Léonie Gagné, l'auteure de cet article. Source : RSS
Léonie Gagné, l'auteure de cet article. Source : RSS
Focus sur un récent arrêt de la Cour d’appel en matière de droit des assurances…

Dans un arrêt récent, la Cour d’appel s’est penchée sur ce dossier, plus particulièrement sur l’obligation d’information du fabricant, réexaminant des décisions clés antérieures.

Bien que le comportement des usagers à l’égard d’un bien doit être pris en considération, on ne peut leur reprocher d’avoir pris des précautions alors qu’ils n’avaient pas les informations appropriées à être fournies par le fabricant.

Cette décision importante vient notamment confirmer les enseignements antérieurs en matière de responsabilité du fabricant en vertu du régime extracontractuel.

Les faits

Le dossier fait suite un recours subrogatoire pour la somme de 137 000 $ entrepris par La Capitale assurances générales inc. (ci-après « La Capitale ») suite à des dommages par l’eau subis à la résidence de leurs assurés (les « Assurés ») et ayant été causé par le bris d’une conduite flexible métallique d’un robinet (le « Tuyau flexible »).

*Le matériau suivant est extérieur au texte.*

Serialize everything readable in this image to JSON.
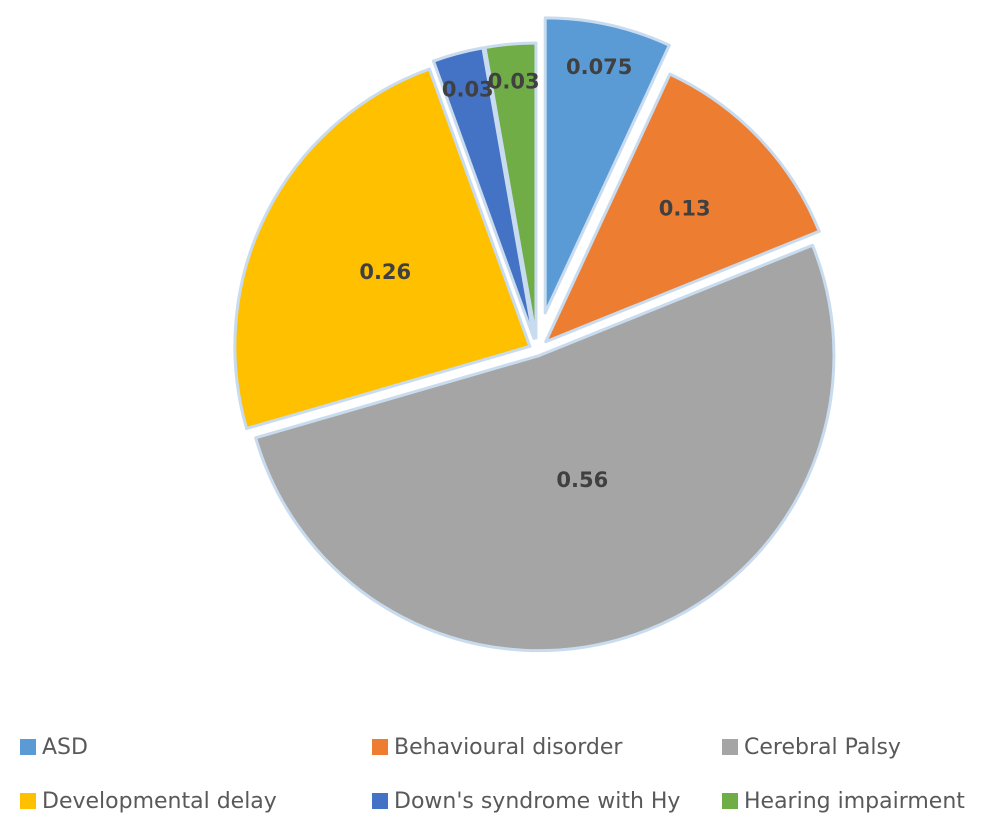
{
  "chart_data": {
    "type": "pie",
    "title": "",
    "legend_position": "bottom",
    "categories": [
      "ASD",
      "Behavioural disorder",
      "Cerebral Palsy",
      "Developmental delay",
      "Down's syndrome with Hy",
      "Hearing impairment"
    ],
    "values": [
      0.075,
      0.13,
      0.56,
      0.26,
      0.03,
      0.03
    ],
    "data_labels": [
      "0.075",
      "0.13",
      "0.56",
      "0.26",
      "0.03",
      "0.03"
    ],
    "colors": [
      "#5b9bd5",
      "#ed7d31",
      "#a5a5a5",
      "#ffc000",
      "#4472c4",
      "#70ad47"
    ],
    "exploded": true
  }
}
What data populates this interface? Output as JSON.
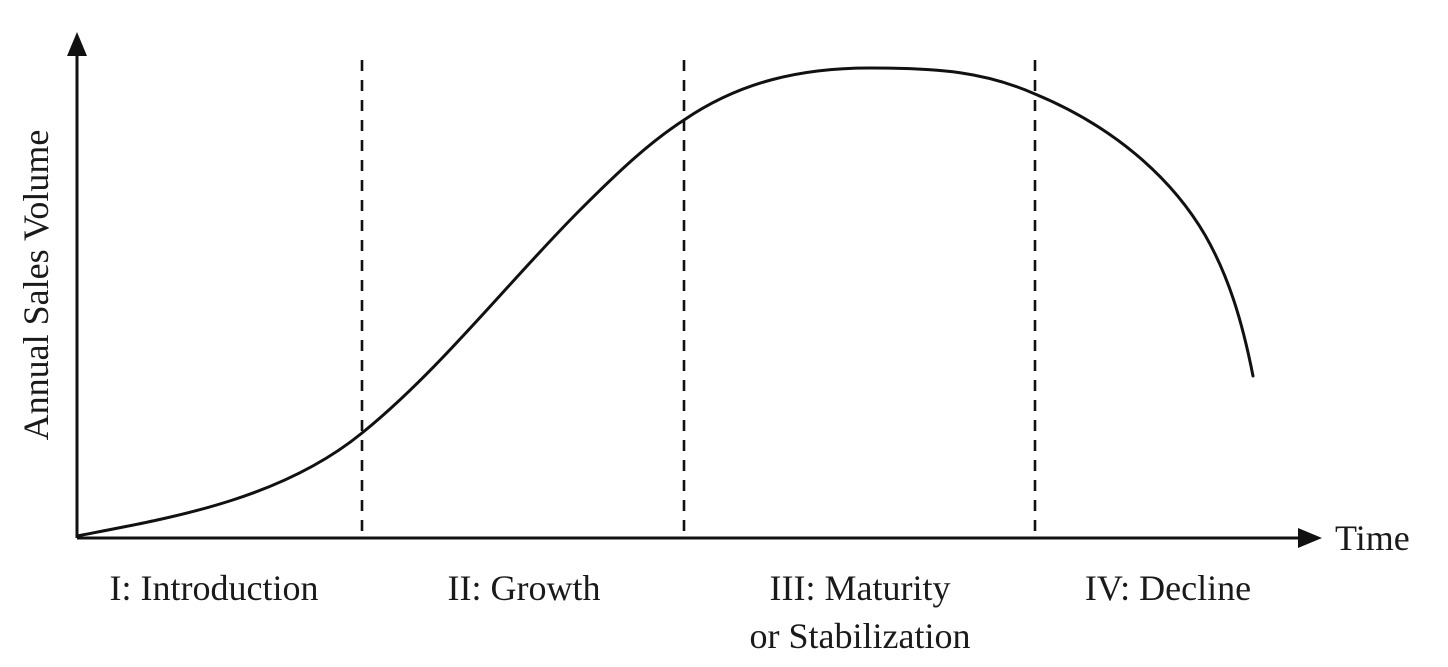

La Capitale a poursuivi l’entrepreneur qui avait construit la résidence des Assurés, en l’occurrence Construction McKinley inc. (« McKinley »), le vendeur du tuyau flexible Céramique Décor M.S.F. inc. (« Céramique Décor »), et le fabricant du produit d’entretien ménager connu sous le nom de Lysol Advance (le « Produit »), plus précisément Reckitt Benckiser (Canada) inc. (« Reckitt »).

McKinley, qui avait construit en 2012 la résidence des Assurés, avait sous-traité les travaux de plomberie et l’achat du Tuyau flexible à Céramique Décor. Les Assurés entretenaient leur salle de bain avec du Lysol Advance, qu’ils rangeaient sur une tablette, dans l’armoire fermée sous le lavabo. Les experts des parties ont tous conclu que la gaine tressée en acier inoxydable du Tuyau flexible s’était dégradée par l’effet de la corrosion sous contrainte, résultant de l’émanation de vapeurs de chlore provenant du Produit.

Première instance

Quant à l’entrepreneur McKingley, sa responsabilité est repoussée. Le tribunal a déterminé que la présomption de connaissance du vice de l’article 1729 C.c.Q. ne s’applique pas puisque : Il n’a pas participé à la fabrication ou conception du Tuyau flexible; Il n’a pas de connaissances spécifiques en matière de tuyaux flexibles.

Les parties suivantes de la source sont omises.